- Associated Press - Tuesday, May 26, 2015

PITTSBURGH (AP) - Faulty radio-controlled water meters multiplied some customers’ bills by as much as six times, leading the Pittsburgh Water and Sewer Authority to cut off service or threaten to do so, according to a lawsuit.

The lawsuit contends the authority knows there are problems with the meters, but that customer complaints are not being dealt with fairly or promptly.

Authority spokeswoman Melissa Rubin declined to comment on the suit, which was first reported Tuesday by the Pittsburgh Tribune-Review but filed last week by Susan Newman. The Millvale woman is identified only as a property owner served by the authority.

The water meter interface units, or MIUs, “are radio controlled and purportedly read the exact amount of water used by a customer.” Their purpose is to eliminate bills based on water usage estimates determined by a customer’s past use, the lawsuit said.

“Instead, these MIU systems have catastrophically failed and customers have received grossly inaccurate and at times outrageously high bills,” the lawsuit said. One customer was billed for using 132,000 gallons in one month on a vacant property, for example.

An authority news release in February says some of 83,000 customers who received the new meters in September 2013 have had problems, which the authority expects to fix by July. Rubin declined to comment on those ongoing efforts, citing the lawsuit, which seeks class-action status.

The lawsuit seeks unspecified damages, attorneys’ fees and a court order ending the use of the new meters, among other remedies.

It also names the city of Pittsburgh, Veolia Water North America -which provides the water that is billed for along with the sewage service provided by the authority - and Jordan Tax Service, which administers the authority’s billing.
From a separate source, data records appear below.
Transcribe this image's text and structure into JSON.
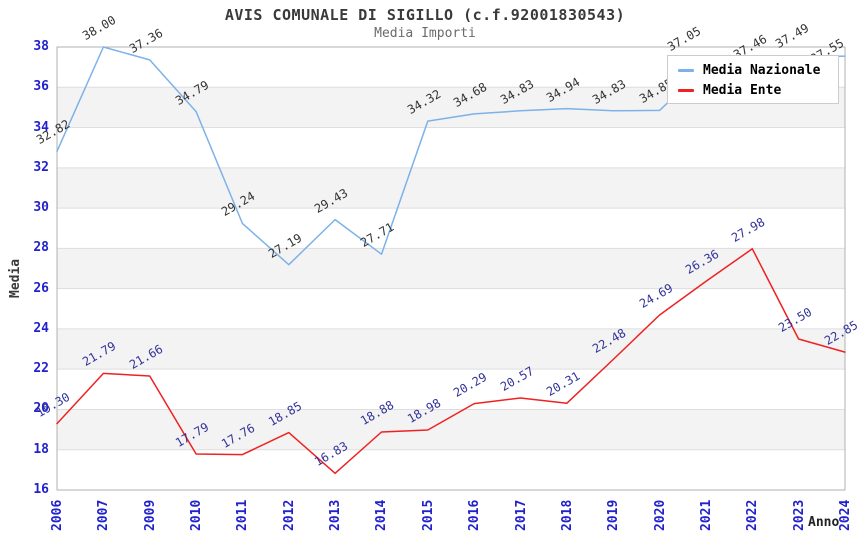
{
  "title": "AVIS COMUNALE DI SIGILLO (c.f.92001830543)",
  "subtitle": "Media Importi",
  "chart_data": {
    "type": "line",
    "x": [
      "2006",
      "2007",
      "2009",
      "2010",
      "2011",
      "2012",
      "2013",
      "2014",
      "2015",
      "2016",
      "2017",
      "2018",
      "2019",
      "2020",
      "2021",
      "2022",
      "2023",
      "2024"
    ],
    "xlabel": "Anno",
    "ylabel": "Media",
    "ylim": [
      16,
      38
    ],
    "ytick_step": 2,
    "grid": "horizontal-bands-alternating",
    "legend_position": "top-right",
    "band_color": "#f3f3f3",
    "tick_color": "#2222cc",
    "series": [
      {
        "name": "Media Nazionale",
        "color": "#7cb2e8",
        "label_color": "#333333",
        "values": [
          32.82,
          38.0,
          37.36,
          34.79,
          29.24,
          27.19,
          29.43,
          27.71,
          34.32,
          34.68,
          34.83,
          34.94,
          34.83,
          34.85,
          37.05,
          37.46,
          37.49,
          37.55
        ]
      },
      {
        "name": "Media Ente",
        "color": "#ee2222",
        "label_color": "#333399",
        "values": [
          19.3,
          21.79,
          21.66,
          17.79,
          17.76,
          18.85,
          16.83,
          18.88,
          18.98,
          20.29,
          20.57,
          20.31,
          22.48,
          24.69,
          26.36,
          27.98,
          23.5,
          22.85
        ]
      }
    ]
  }
}
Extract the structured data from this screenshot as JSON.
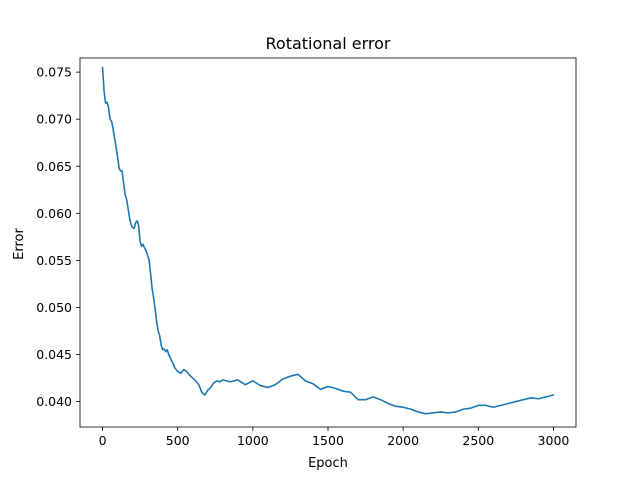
{
  "chart_data": {
    "type": "line",
    "title": "Rotational error",
    "xlabel": "Epoch",
    "ylabel": "Error",
    "xlim": [
      -150,
      3150
    ],
    "ylim": [
      0.0373,
      0.0765
    ],
    "xticks": [
      0,
      500,
      1000,
      1500,
      2000,
      2500,
      3000
    ],
    "xtick_labels": [
      "0",
      "500",
      "1000",
      "1500",
      "2000",
      "2500",
      "3000"
    ],
    "yticks": [
      0.04,
      0.045,
      0.05,
      0.055,
      0.06,
      0.065,
      0.07,
      0.075
    ],
    "ytick_labels": [
      "0.040",
      "0.045",
      "0.050",
      "0.055",
      "0.060",
      "0.065",
      "0.070",
      "0.075"
    ],
    "grid": false,
    "legend": "none",
    "series": [
      {
        "color": "#1f77b4",
        "x": [
          0,
          10,
          20,
          30,
          40,
          50,
          60,
          70,
          80,
          90,
          100,
          110,
          120,
          130,
          140,
          150,
          160,
          170,
          180,
          190,
          200,
          210,
          220,
          230,
          240,
          250,
          260,
          270,
          280,
          290,
          300,
          310,
          320,
          330,
          340,
          350,
          360,
          370,
          380,
          390,
          400,
          410,
          420,
          430,
          440,
          450,
          460,
          470,
          480,
          490,
          500,
          520,
          540,
          560,
          580,
          600,
          620,
          640,
          660,
          680,
          700,
          720,
          740,
          760,
          780,
          800,
          850,
          900,
          950,
          1000,
          1050,
          1100,
          1150,
          1200,
          1250,
          1300,
          1350,
          1400,
          1450,
          1500,
          1550,
          1600,
          1650,
          1700,
          1750,
          1800,
          1850,
          1900,
          1950,
          2000,
          2050,
          2100,
          2150,
          2200,
          2250,
          2300,
          2350,
          2400,
          2450,
          2500,
          2550,
          2600,
          2650,
          2700,
          2750,
          2800,
          2850,
          2900,
          2950,
          3000
        ],
        "y": [
          0.0755,
          0.073,
          0.0717,
          0.0718,
          0.0712,
          0.07,
          0.0698,
          0.069,
          0.068,
          0.067,
          0.066,
          0.0648,
          0.0645,
          0.0645,
          0.0632,
          0.062,
          0.0615,
          0.0605,
          0.0595,
          0.0588,
          0.0585,
          0.0584,
          0.059,
          0.0592,
          0.0587,
          0.057,
          0.0565,
          0.0567,
          0.0563,
          0.056,
          0.0555,
          0.055,
          0.0535,
          0.052,
          0.051,
          0.0498,
          0.0485,
          0.0475,
          0.047,
          0.046,
          0.0455,
          0.0456,
          0.0453,
          0.0455,
          0.045,
          0.0447,
          0.0443,
          0.044,
          0.0436,
          0.0434,
          0.0432,
          0.043,
          0.0434,
          0.0432,
          0.0428,
          0.0425,
          0.0422,
          0.0418,
          0.041,
          0.0407,
          0.0412,
          0.0415,
          0.042,
          0.0422,
          0.0421,
          0.0423,
          0.0421,
          0.0423,
          0.0418,
          0.0422,
          0.0417,
          0.0415,
          0.0418,
          0.0424,
          0.0427,
          0.0429,
          0.0422,
          0.0419,
          0.0413,
          0.0416,
          0.0414,
          0.0411,
          0.041,
          0.0402,
          0.0402,
          0.0405,
          0.0402,
          0.0398,
          0.0395,
          0.0394,
          0.0392,
          0.0389,
          0.0387,
          0.0388,
          0.0389,
          0.0388,
          0.0389,
          0.0392,
          0.0393,
          0.0396,
          0.0396,
          0.0394,
          0.0396,
          0.0398,
          0.04,
          0.0402,
          0.0404,
          0.0403,
          0.0405,
          0.0407
        ]
      }
    ]
  }
}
But the lawsuit lays the blame for the billing problems squarely with the authority’s decision to use the radio-controlled meters and its allegedly draconian methods to collect from overbilled customers.

“Even more shocking, PWSA is acutely aware that the billings are wrong but do not hesitate for a moment to issue ‘shut off’ notices and then arbitrarily turn off water service,” the lawsuit states. “Customer complaints are ignored and in some instances water bills have increased almost 600 percent.”

Newman’s attorney, John Corcoran, said she’s a landlord who owns a handful of properties and, though she’s been overbilled by more than $500, her situation is less serious than other prospective plaintiffs.

“The PWSA is telling people, if you get this outrageous water bill and you don’t pay it, they’ll shut your water off,” Corcoran said.